There are many historical examples of liberal tolerance faltering in  particulars, but one that is presently fresh in my mind comes  from Gone With the Wind. In it, Scarlett O’Hara muses about the  relationship of the Northern abolitionists to the Southern slaves. This is a  classic example of Screwtape humanitarianism, and this particular brand is still  alive and well actually:

What damnably queer people Yankees are! Those women [Yankee women who had  just told Scarlett they wouldn’t trust a “negro” to be a nurse to their  children, and who had insulted Scarlett’s black chauffeur, Uncle Peter, to his  face] seemed to think that because Uncle Peter was black, he had no ears to hear  with and no feelings, as tender as their own, to be hurt. . . . They didn’t  understand negroes or the relations between the negroes and their former  masters. Yet they fought a war to free them. And having freed them, they didn’t  want to have anything to do with them, except to use them to terrorize  Southerners. They didn’t like them, didn’t trust them, didn’t understand them,  and yet their constant cry was that Southerners didn’t know how to get along  with them.

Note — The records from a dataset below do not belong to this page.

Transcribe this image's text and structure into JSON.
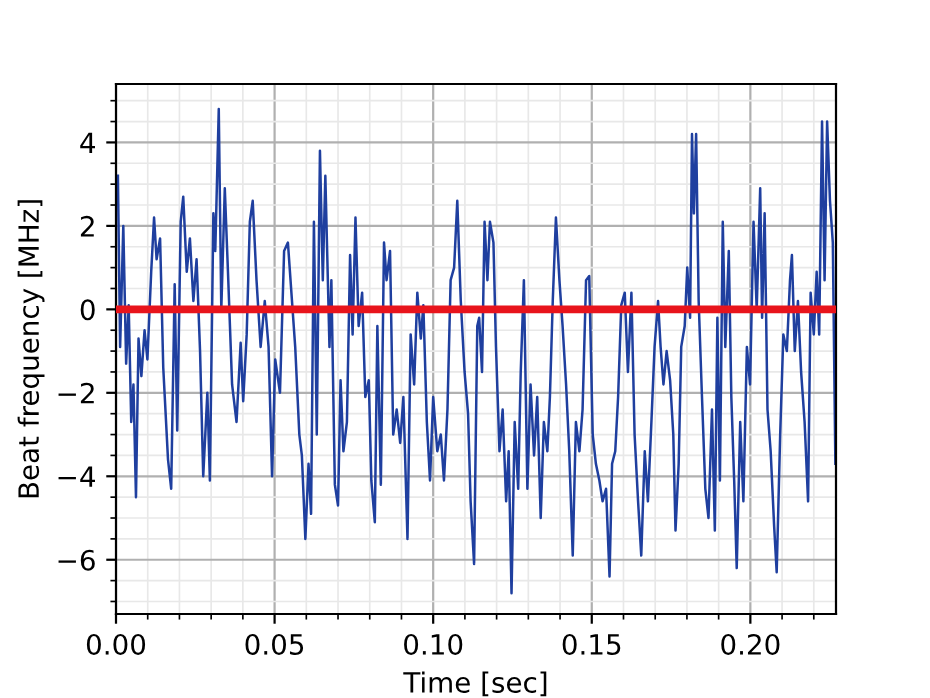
{
  "chart_data": {
    "type": "line",
    "xlabel": "Time [sec]",
    "ylabel": "Beat frequency [MHz]",
    "xlim": [
      0,
      0.227
    ],
    "ylim": [
      -7.3,
      5.4
    ],
    "xticks": [
      {
        "value": 0,
        "label": "0.00"
      },
      {
        "value": 0.01,
        "label": null
      },
      {
        "value": 0.02,
        "label": null
      },
      {
        "value": 0.03,
        "label": null
      },
      {
        "value": 0.04,
        "label": null
      },
      {
        "value": 0.05,
        "label": "0.05"
      },
      {
        "value": 0.06,
        "label": null
      },
      {
        "value": 0.07,
        "label": null
      },
      {
        "value": 0.08,
        "label": null
      },
      {
        "value": 0.09,
        "label": null
      },
      {
        "value": 0.1,
        "label": "0.10"
      },
      {
        "value": 0.11,
        "label": null
      },
      {
        "value": 0.12,
        "label": null
      },
      {
        "value": 0.13,
        "label": null
      },
      {
        "value": 0.14,
        "label": null
      },
      {
        "value": 0.15,
        "label": "0.15"
      },
      {
        "value": 0.16,
        "label": null
      },
      {
        "value": 0.17,
        "label": null
      },
      {
        "value": 0.18,
        "label": null
      },
      {
        "value": 0.19,
        "label": null
      },
      {
        "value": 0.2,
        "label": "0.20"
      },
      {
        "value": 0.21,
        "label": null
      },
      {
        "value": 0.22,
        "label": null
      }
    ],
    "yticks": [
      {
        "value": -7,
        "label": null
      },
      {
        "value": -6.5,
        "label": null
      },
      {
        "value": -6,
        "label": "−6"
      },
      {
        "value": -5.5,
        "label": null
      },
      {
        "value": -5,
        "label": null
      },
      {
        "value": -4.5,
        "label": null
      },
      {
        "value": -4,
        "label": "−4"
      },
      {
        "value": -3.5,
        "label": null
      },
      {
        "value": -3,
        "label": null
      },
      {
        "value": -2.5,
        "label": null
      },
      {
        "value": -2,
        "label": "−2"
      },
      {
        "value": -1.5,
        "label": null
      },
      {
        "value": -1,
        "label": null
      },
      {
        "value": -0.5,
        "label": null
      },
      0,
      {
        "value": 0.5,
        "label": null
      },
      {
        "value": 1,
        "label": null
      },
      {
        "value": 1.5,
        "label": null
      },
      2,
      {
        "value": 2.5,
        "label": null
      },
      {
        "value": 3,
        "label": null
      },
      {
        "value": 3.5,
        "label": null
      },
      4,
      {
        "value": 4.5,
        "label": null
      },
      {
        "value": 5,
        "label": null
      }
    ],
    "grid": true,
    "line_style": "solid",
    "marker": "none",
    "series": [
      {
        "color": "#1f3f9f",
        "x": [
          0.0006,
          0.0013,
          0.0023,
          0.0032,
          0.004,
          0.0048,
          0.0055,
          0.0063,
          0.0071,
          0.008,
          0.009,
          0.0099,
          0.0111,
          0.012,
          0.0128,
          0.0139,
          0.0149,
          0.0164,
          0.0174,
          0.0185,
          0.0193,
          0.0204,
          0.0212,
          0.0223,
          0.0233,
          0.0244,
          0.0254,
          0.0265,
          0.0275,
          0.0288,
          0.0296,
          0.0307,
          0.0313,
          0.0324,
          0.0332,
          0.0343,
          0.0353,
          0.0366,
          0.038,
          0.0393,
          0.0401,
          0.0412,
          0.0422,
          0.0431,
          0.0443,
          0.0456,
          0.0469,
          0.0481,
          0.0492,
          0.0502,
          0.0517,
          0.053,
          0.0542,
          0.0553,
          0.0565,
          0.0578,
          0.0586,
          0.0597,
          0.0607,
          0.0615,
          0.0624,
          0.0633,
          0.0643,
          0.0652,
          0.066,
          0.0673,
          0.0679,
          0.069,
          0.07,
          0.0708,
          0.0717,
          0.0728,
          0.0738,
          0.0746,
          0.0755,
          0.0765,
          0.0776,
          0.0786,
          0.0797,
          0.0805,
          0.0816,
          0.0824,
          0.0835,
          0.0845,
          0.0853,
          0.0864,
          0.0874,
          0.0885,
          0.0896,
          0.0906,
          0.0919,
          0.0929,
          0.094,
          0.095,
          0.0961,
          0.0969,
          0.098,
          0.099,
          0.1,
          0.1013,
          0.1024,
          0.1034,
          0.1045,
          0.1055,
          0.1066,
          0.1076,
          0.1087,
          0.1099,
          0.111,
          0.1118,
          0.1129,
          0.1139,
          0.1145,
          0.1154,
          0.1162,
          0.1171,
          0.1179,
          0.119,
          0.1198,
          0.1209,
          0.1219,
          0.123,
          0.1238,
          0.1247,
          0.1257,
          0.1268,
          0.1276,
          0.1286,
          0.1297,
          0.1307,
          0.1318,
          0.1328,
          0.1339,
          0.1349,
          0.136,
          0.1368,
          0.1377,
          0.1387,
          0.1398,
          0.1408,
          0.1419,
          0.1429,
          0.144,
          0.145,
          0.1461,
          0.1471,
          0.1482,
          0.1492,
          0.1503,
          0.1513,
          0.1524,
          0.1534,
          0.1545,
          0.1556,
          0.1564,
          0.1574,
          0.1583,
          0.1593,
          0.1604,
          0.1614,
          0.1625,
          0.1635,
          0.1646,
          0.1656,
          0.1667,
          0.1677,
          0.1688,
          0.1698,
          0.1709,
          0.1717,
          0.1726,
          0.1736,
          0.1747,
          0.1757,
          0.1764,
          0.1774,
          0.1782,
          0.1793,
          0.1801,
          0.181,
          0.1816,
          0.1822,
          0.1829,
          0.1837,
          0.1847,
          0.1858,
          0.1868,
          0.1879,
          0.1888,
          0.1896,
          0.1904,
          0.1913,
          0.1921,
          0.1932,
          0.194,
          0.1949,
          0.1957,
          0.1968,
          0.1978,
          0.1989,
          0.1999,
          0.201,
          0.202,
          0.2031,
          0.2037,
          0.2045,
          0.2054,
          0.2064,
          0.2075,
          0.2083,
          0.2094,
          0.2104,
          0.2115,
          0.2125,
          0.2131,
          0.214,
          0.215,
          0.216,
          0.2171,
          0.2182,
          0.219,
          0.22,
          0.2209,
          0.2217,
          0.2226,
          0.2234,
          0.2242,
          0.2251,
          0.226,
          0.2268
        ],
        "values": [
          3.2,
          -0.9,
          2.0,
          -1.3,
          0.1,
          -2.7,
          -1.8,
          -4.5,
          -0.7,
          -1.6,
          -0.5,
          -1.2,
          0.9,
          2.2,
          1.2,
          1.7,
          -1.4,
          -3.6,
          -4.3,
          0.6,
          -2.9,
          2.1,
          2.7,
          0.9,
          1.7,
          0.2,
          1.2,
          -1.0,
          -4.0,
          -2.0,
          -4.1,
          2.3,
          1.4,
          4.8,
          0.0,
          2.9,
          0.9,
          -1.8,
          -2.7,
          -0.8,
          -2.2,
          -0.6,
          2.1,
          2.6,
          0.7,
          -0.9,
          0.2,
          -0.9,
          -4.0,
          -1.2,
          -2.0,
          1.4,
          1.6,
          0.4,
          -0.9,
          -3.0,
          -3.5,
          -5.5,
          -3.7,
          -4.9,
          2.1,
          -3.0,
          3.8,
          0.7,
          3.2,
          -0.9,
          0.7,
          -4.2,
          -4.7,
          -1.7,
          -3.4,
          -2.7,
          1.3,
          -0.6,
          2.2,
          -0.4,
          0.4,
          -2.1,
          -1.7,
          -4.1,
          -5.1,
          -0.4,
          -4.2,
          1.6,
          0.7,
          1.4,
          -3.0,
          -2.4,
          -3.2,
          -2.1,
          -5.5,
          -0.6,
          -1.8,
          0.4,
          -0.7,
          0.1,
          -2.7,
          -4.1,
          -2.1,
          -3.4,
          -3.0,
          -4.1,
          -2.4,
          0.7,
          1.0,
          2.6,
          0.2,
          -1.5,
          -2.5,
          -4.6,
          -6.1,
          -0.4,
          -0.2,
          -1.5,
          2.1,
          0.7,
          2.1,
          1.6,
          -0.9,
          -3.4,
          -2.4,
          -4.6,
          -3.4,
          -6.8,
          -2.7,
          -4.3,
          -1.5,
          0.7,
          -4.3,
          -1.8,
          -3.5,
          -2.1,
          -5.0,
          -2.7,
          -3.4,
          -2.1,
          0.2,
          2.2,
          0.7,
          -0.4,
          -1.8,
          -3.4,
          -5.9,
          -2.7,
          -3.4,
          -2.4,
          0.7,
          0.8,
          -3.0,
          -3.7,
          -4.1,
          -4.6,
          -4.3,
          -6.4,
          -3.7,
          -3.4,
          -2.1,
          0.1,
          0.4,
          -1.5,
          0.4,
          -3.0,
          -4.6,
          -5.9,
          -3.4,
          -4.6,
          -2.7,
          -0.9,
          0.2,
          -0.9,
          -1.8,
          -1.0,
          -1.7,
          -3.0,
          -5.3,
          -3.7,
          -0.9,
          -0.4,
          1.0,
          -0.2,
          4.2,
          2.3,
          4.2,
          0.2,
          -2.0,
          -4.3,
          -5.0,
          -2.4,
          -5.3,
          -0.2,
          -4.1,
          2.1,
          -0.9,
          1.4,
          -2.1,
          -4.1,
          -6.2,
          -2.7,
          -4.6,
          -0.9,
          -1.8,
          2.1,
          0.0,
          2.9,
          -0.2,
          2.3,
          -2.4,
          -3.4,
          -5.2,
          -6.3,
          -3.0,
          -0.6,
          -1.0,
          0.7,
          1.3,
          -1.0,
          0.2,
          -1.5,
          -2.7,
          -4.6,
          0.4,
          -0.6,
          0.9,
          -0.6,
          4.5,
          0.7,
          4.5,
          2.6,
          1.6,
          -3.7
        ]
      },
      {
        "color": "#e8141c",
        "x": [
          0,
          0.227
        ],
        "values": [
          0,
          0
        ]
      }
    ]
  }
}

In other words, the myth of liberal tolerance, open-mindedness, and good will  has been going on for years, and many people have been taken in by it. It is  likely that, in fact, the most deceived people of all about liberal tolerance  are liberals themselves.

So, next time someone tells you that you’re close-minded and intolerant, and  that you need to learn to “coexist,” I hope you have the forbearance and grace  to show that person real love by attempting, as futile as the attempt may be, to  disabuse them of their self-delusions.